Mathieson told councillors last spring that because funding had been focused on the Exchange, Downtown and West End Bizes, “its success has come a price especially to the surrounding communities such as the Norwood Grove BIZ.” The community includes a substantial number of senior citizens and mobility impaired folk who utilize health care facilities like walk-in clinics.
A pair of jeans, scratched lottery ticket, silver earing, beer cap, empty pack of smokes, and a plastic fork. And used needles. The new normal in Norwood area parks.
Despite her plea, the Committee kicked the can down the road to study a city-wide approach, leaving the area to fend for itself. This was a short-sighted decision that has endangered the community further.

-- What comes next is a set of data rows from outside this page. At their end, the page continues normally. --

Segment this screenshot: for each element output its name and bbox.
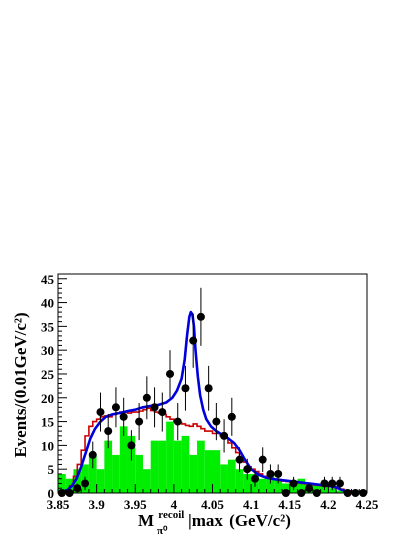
data-point — [111, 403, 120, 412]
background-bar — [235, 469, 244, 493]
data-point — [227, 412, 236, 421]
data-point — [212, 417, 221, 426]
background-bar — [274, 478, 283, 493]
fit-curve — [61, 310, 368, 495]
x-tick-label: 3.95 — [124, 497, 147, 512]
background-bar — [227, 459, 236, 493]
background-bar — [104, 440, 113, 493]
data-point — [204, 384, 213, 393]
data-point — [158, 408, 167, 417]
data-point — [127, 441, 136, 450]
x-axis-ticks: 3.85 3.9 3.95 4 4.05 4.1 4.15 4.2 4.25 — [47, 484, 379, 512]
x-tick-label: 4 — [171, 497, 178, 512]
background-bar — [173, 440, 182, 493]
background-bar — [119, 426, 128, 493]
x-tick-label: 4.2 — [320, 497, 336, 512]
data-point — [258, 455, 267, 464]
y-tick-label: 10 — [41, 438, 54, 453]
background-bar — [212, 450, 221, 493]
data-point — [173, 417, 182, 426]
y-axis-ticks: 0 5 10 15 20 25 30 35 40 45 — [41, 272, 67, 501]
y-tick-label: 35 — [41, 319, 55, 334]
y-axis-title: Events/(0.01GeV/c²) — [11, 312, 30, 457]
data-point — [196, 312, 205, 321]
data-point — [243, 465, 252, 474]
background-bar — [96, 469, 105, 493]
data-point — [150, 403, 159, 412]
x-axis-title-max: |max — [188, 511, 223, 530]
data-point — [305, 484, 314, 493]
x-axis-title-main: M — [138, 511, 154, 530]
data-point — [220, 431, 229, 440]
x-tick-label: 4.1 — [243, 497, 259, 512]
background-bar — [112, 454, 120, 493]
background-bar — [189, 454, 198, 493]
background-bar — [204, 450, 213, 493]
x-axis-title-unit: (GeV/c²) — [229, 511, 291, 530]
background-bar — [243, 473, 252, 493]
x-axis-title-subscript: π⁰ — [157, 525, 168, 537]
background-bar — [88, 454, 97, 493]
background-bar — [181, 435, 190, 493]
x-tick-label: 4.25 — [356, 497, 379, 512]
data-point — [235, 455, 244, 464]
y-tick-label: 45 — [41, 272, 55, 287]
data-point — [135, 417, 144, 426]
background-bar — [282, 483, 290, 493]
fit-curve-group — [61, 310, 368, 495]
background-bar — [220, 464, 228, 493]
y-tick-label: 40 — [41, 296, 54, 311]
data-point — [289, 479, 298, 488]
data-point — [181, 384, 190, 393]
data-point — [189, 336, 198, 345]
x-tick-label: 4.05 — [201, 497, 224, 512]
background-bar — [142, 469, 151, 493]
x-axis-title-superscript: recoil — [158, 509, 184, 521]
background-bar — [127, 435, 136, 493]
y-tick-label: 30 — [41, 343, 54, 358]
data-point — [96, 408, 105, 417]
data-points — [57, 287, 368, 497]
data-point — [119, 412, 128, 421]
data-point — [328, 479, 337, 488]
background-bar — [166, 421, 174, 493]
background-bar — [328, 488, 337, 493]
data-point — [274, 469, 283, 478]
background-bar — [258, 478, 267, 493]
data-point — [81, 479, 90, 488]
y-tick-label: 0 — [48, 486, 55, 501]
data-point — [166, 369, 175, 378]
y-tick-label: 15 — [41, 415, 55, 430]
background-bar — [135, 454, 143, 493]
y-tick-label: 5 — [48, 462, 55, 477]
background-bar — [73, 469, 82, 493]
background-bar — [158, 440, 167, 493]
x-tick-label: 3.9 — [89, 497, 106, 512]
background-bar — [312, 483, 321, 493]
data-point — [142, 393, 151, 402]
y-tick-label: 25 — [41, 367, 55, 382]
data-point — [73, 484, 82, 493]
y-tick-label: 20 — [41, 391, 54, 406]
data-point — [104, 427, 113, 436]
background-bar — [297, 478, 306, 493]
x-tick-label: 3.85 — [47, 497, 70, 512]
data-point — [250, 474, 259, 483]
data-point — [320, 479, 329, 488]
background-bar — [197, 440, 205, 493]
background-bar — [150, 440, 159, 493]
data-point — [335, 479, 344, 488]
x-tick-label: 4.15 — [278, 497, 301, 512]
x-axis-title: M recoil π⁰ |max (GeV/c²) — [138, 503, 291, 537]
background-bar — [336, 490, 344, 493]
data-point — [266, 469, 275, 478]
data-point — [88, 450, 97, 459]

Athough in his re-election campaign Matt Allard stated he wants to “foster dynamic and thriving neighbourhood main streets”, his focus is continually on “Old St. Boniface” (where he was previously Residents Association president) and its Provencher Blvd ‘main street’.
Coun. Allard dreams aloud of a BRT line down the boulevard and other ‘big picture’ ideas, like free bus rides for kids under 12 with free WiFi, solar-powered crosswalk signals, and a ceremonial unveiling of his pet project, an observation deck/walkway on Tache overlooking the Forks that was wedged into riverbank rehabilitation infrastructure at a still-unspecified cost to taxpayers.
Perhaps now that the situation on the actual main corridor of the ward has deteriorated to the point that the Bank of Nova Scotia on Marion at Traverse has closed overnight access to its ATM lobby permanently, Allard can steel himself to deal with the grim reality south of Provencher, where threats and assaults and thefts and rampant shoplifting are a daily experience for businesses, customers and residents.
A Scotiabank staffer advised that due to impaired/homeless types passing out at night on the lobby floor, bank customers spoke of fearing unsafe conditions to be pulling out their wallets or handling cash – and no alternate solution to curtailing access to their bank machines was found. This squatting on bank property follows on the heels of at least 2 hold-ups of customers at ATM’s “in the 100 block of Marion” in late 2018.
These facts pose a challenge to Allard’s ‘urban visionary’ platform of “dynamic and thriving” main streets – but this nasty reality is happening on the main streets of the new ‘wrong side of town’ in St. B., not on his beloved Provencher.
There are no ribbons to cut, no headlines to grab, no photos to pose in, for Coun. Allard along Route 115; only the dreams of merchants and residents and visitors who want to do their shopping and banking in peace.
Their grim reality deserves his immediate attention and some action today, not a study reporting back to council in 6 months, when the next round of discarded needles and violent goons are scattered along Marion and Goulet streets yet again.